Wisniewski v. Walsh is a case that has been in the courts for 20 years on a variety of legal issues. The issues in this particular ruling concerned whether a marketability or illiquidity discount had been imbedded in the valuation experts’ determination of the value of the company and, if not, what discount should be applied. On a prior appeal the Appellate Division had ruled that Norbert Walsh, the oppressing shareholder, was to be bought out and that a marketability discount should be applied to the value of his shares to reduce the purchase price and ensure that he, as the oppressing shareholder, did not receive a windfall by having the purchasing shareholders bear the full burden of the company’s illiquidity.

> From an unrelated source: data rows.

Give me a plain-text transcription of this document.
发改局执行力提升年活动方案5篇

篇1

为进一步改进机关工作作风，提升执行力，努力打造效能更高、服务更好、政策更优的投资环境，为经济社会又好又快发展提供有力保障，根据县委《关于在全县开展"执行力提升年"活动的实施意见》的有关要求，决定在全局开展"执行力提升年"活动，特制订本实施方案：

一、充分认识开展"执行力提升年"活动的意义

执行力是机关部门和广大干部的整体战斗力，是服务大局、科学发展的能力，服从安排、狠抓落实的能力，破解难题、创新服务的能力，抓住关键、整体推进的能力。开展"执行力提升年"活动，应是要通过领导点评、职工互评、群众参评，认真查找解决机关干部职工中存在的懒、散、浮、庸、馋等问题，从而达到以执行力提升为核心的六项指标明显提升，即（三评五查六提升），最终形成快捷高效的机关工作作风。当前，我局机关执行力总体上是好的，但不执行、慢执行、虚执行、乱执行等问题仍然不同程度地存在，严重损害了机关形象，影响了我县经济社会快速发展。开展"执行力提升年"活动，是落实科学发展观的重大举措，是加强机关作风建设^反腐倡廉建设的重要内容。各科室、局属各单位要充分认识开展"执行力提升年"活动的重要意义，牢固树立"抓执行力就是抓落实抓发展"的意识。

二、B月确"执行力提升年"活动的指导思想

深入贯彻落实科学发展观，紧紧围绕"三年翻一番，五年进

In this case the dueling experts had used different methods of valuation, one had used a discounted cash flow method of valuation while the other had used a market approach, and the trial court during the valuation aspect of the case had found the discounted cash flow approach more reliable and sound and adopted the first expert’s approach for valuation. The discounted cash flow approach involves estimating the company’s revenues over a period of time, normalizing its expenses and then discounting the resulting income stream to a present value at an appropriate rate. When determining the valuation, the trial judge accepted the first expert’s estimation of future revenues, but rejected his analysis of the company’s expenses, adopting instead the second expert’s approach to normalizing adjustments. The valuation trial judge then accepted the first expert’s discount rate of 12% for purposes of determining the present value of the resulting income stream.